The rules have clearly affected stays in the country’s capital, Reykjavik, which is considerably small by European standards and cannot host a large number of guests. In Summer 2016, the whole of Iceland was even reportedly ‘sold out’.
As the country fully removes all Covid entry regulations, visitors are encouraged to book ahead of time while eligible AirBnB listings are still available.
In the heart of Europe, Paris has been taking drastic measures to tackle housing shortages across the capital, including targeting AirBnB hosts. More specifically, city authorities have recently determined tax registration is mandatory for owners listing their primary residences on the platform, which can only be rented for up to 120 days a year.
As for second homes listed on AirBnB, owners must apply for a permit to rent them on the platform, as well as buying another commercial property ‘of an equivalent or bigger size’, to be converted into housing as means of compensation, further discouraging the practice.
More worryingly for AirBnB enthusiasts, the Mayor of Paris has also advocated for even stricter regulations on short-term stays, promising a referendum on the status of the platform in Paris.
This month, travelers have also been reminded they may need proof of €100 in available funds per day when visiting France.

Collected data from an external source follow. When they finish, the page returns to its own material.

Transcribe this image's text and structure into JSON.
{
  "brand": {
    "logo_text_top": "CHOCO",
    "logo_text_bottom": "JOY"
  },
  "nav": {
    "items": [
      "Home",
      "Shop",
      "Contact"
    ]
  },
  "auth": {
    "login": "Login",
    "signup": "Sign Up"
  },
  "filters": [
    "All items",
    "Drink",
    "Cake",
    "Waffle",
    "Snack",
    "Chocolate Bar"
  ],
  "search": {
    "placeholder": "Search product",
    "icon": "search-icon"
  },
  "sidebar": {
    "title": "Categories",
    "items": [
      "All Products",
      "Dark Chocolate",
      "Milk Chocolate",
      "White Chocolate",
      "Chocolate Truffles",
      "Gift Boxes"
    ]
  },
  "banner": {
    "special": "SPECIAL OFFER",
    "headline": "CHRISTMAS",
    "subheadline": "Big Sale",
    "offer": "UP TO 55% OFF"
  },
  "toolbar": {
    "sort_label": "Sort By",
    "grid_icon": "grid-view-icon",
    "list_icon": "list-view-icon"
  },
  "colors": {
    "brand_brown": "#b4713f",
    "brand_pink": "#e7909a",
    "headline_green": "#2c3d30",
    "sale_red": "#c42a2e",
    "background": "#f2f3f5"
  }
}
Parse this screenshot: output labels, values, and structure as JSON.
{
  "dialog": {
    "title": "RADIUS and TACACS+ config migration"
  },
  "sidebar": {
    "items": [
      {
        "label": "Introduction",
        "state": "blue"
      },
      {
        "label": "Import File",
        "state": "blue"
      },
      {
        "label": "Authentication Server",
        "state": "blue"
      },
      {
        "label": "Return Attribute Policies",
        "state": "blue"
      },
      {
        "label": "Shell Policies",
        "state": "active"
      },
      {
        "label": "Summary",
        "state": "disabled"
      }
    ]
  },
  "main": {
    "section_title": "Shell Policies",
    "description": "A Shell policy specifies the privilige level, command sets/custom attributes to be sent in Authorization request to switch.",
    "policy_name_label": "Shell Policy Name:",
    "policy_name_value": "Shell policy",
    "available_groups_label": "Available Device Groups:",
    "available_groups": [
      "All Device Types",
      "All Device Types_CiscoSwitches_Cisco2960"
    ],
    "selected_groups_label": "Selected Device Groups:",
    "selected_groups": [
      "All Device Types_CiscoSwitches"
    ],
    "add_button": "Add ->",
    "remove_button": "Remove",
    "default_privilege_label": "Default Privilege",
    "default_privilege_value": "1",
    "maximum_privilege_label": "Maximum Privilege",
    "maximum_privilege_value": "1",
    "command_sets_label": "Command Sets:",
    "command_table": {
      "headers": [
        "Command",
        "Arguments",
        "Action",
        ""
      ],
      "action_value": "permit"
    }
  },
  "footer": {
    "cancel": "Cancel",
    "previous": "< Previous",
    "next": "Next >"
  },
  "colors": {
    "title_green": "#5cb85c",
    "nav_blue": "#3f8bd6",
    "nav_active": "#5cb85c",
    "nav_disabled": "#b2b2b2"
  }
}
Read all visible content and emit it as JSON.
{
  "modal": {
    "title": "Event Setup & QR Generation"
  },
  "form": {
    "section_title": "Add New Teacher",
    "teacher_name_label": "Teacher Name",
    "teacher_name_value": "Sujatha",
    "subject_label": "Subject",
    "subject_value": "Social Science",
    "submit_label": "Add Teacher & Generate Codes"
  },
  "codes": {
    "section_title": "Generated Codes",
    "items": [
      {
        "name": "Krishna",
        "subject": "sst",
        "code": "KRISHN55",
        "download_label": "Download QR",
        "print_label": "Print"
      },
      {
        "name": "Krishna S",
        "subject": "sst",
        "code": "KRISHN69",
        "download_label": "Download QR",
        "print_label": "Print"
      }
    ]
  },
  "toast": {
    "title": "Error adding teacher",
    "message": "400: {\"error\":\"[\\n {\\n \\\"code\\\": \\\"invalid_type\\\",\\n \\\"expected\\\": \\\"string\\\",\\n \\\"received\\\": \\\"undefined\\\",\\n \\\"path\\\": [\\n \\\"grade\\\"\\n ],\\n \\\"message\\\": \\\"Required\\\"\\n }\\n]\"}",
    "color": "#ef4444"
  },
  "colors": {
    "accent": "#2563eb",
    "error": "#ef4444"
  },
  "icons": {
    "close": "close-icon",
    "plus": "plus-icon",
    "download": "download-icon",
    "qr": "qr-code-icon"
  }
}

Coupled with the higher cost of short-term rentals, travelers may want to watch their budget closely while on a romantic holiday in Paris.
The leading tourist destination in Spain’s historical Catalonia region is now capping short-term private room rentals, as hosts like Lucas Ezequiel Hernández decide to remove their listings altogether in order to avoid potential legal imbroglios.
Travelers may still rent entire apartments, but those on a stricter budget who would normally opt for a private room or shared dormitory in a local resident’s house might have to look elsewhere for more affordable stays, as those become fewer by the day.
Hosts are also required to obtain a certificate of occupancy and pass inspection, while guests are subject to higher tourist taxes. These measures are a direct response to overtourism, as prior to Covid, the city hosted 32 million visitors.
Despite recent challenges, including the Covid pandemic and changes to property laws, AirBnB continues to grow among vacationers, adding fuel to the discussion, especially in cities where the platform has already been curtailed, such as Honolulu.
As demand for travel slowly returns to pre-pandemic levels, we expect more destinations that have historically combatted an excess in tourism to strengthen their short-term rental laws.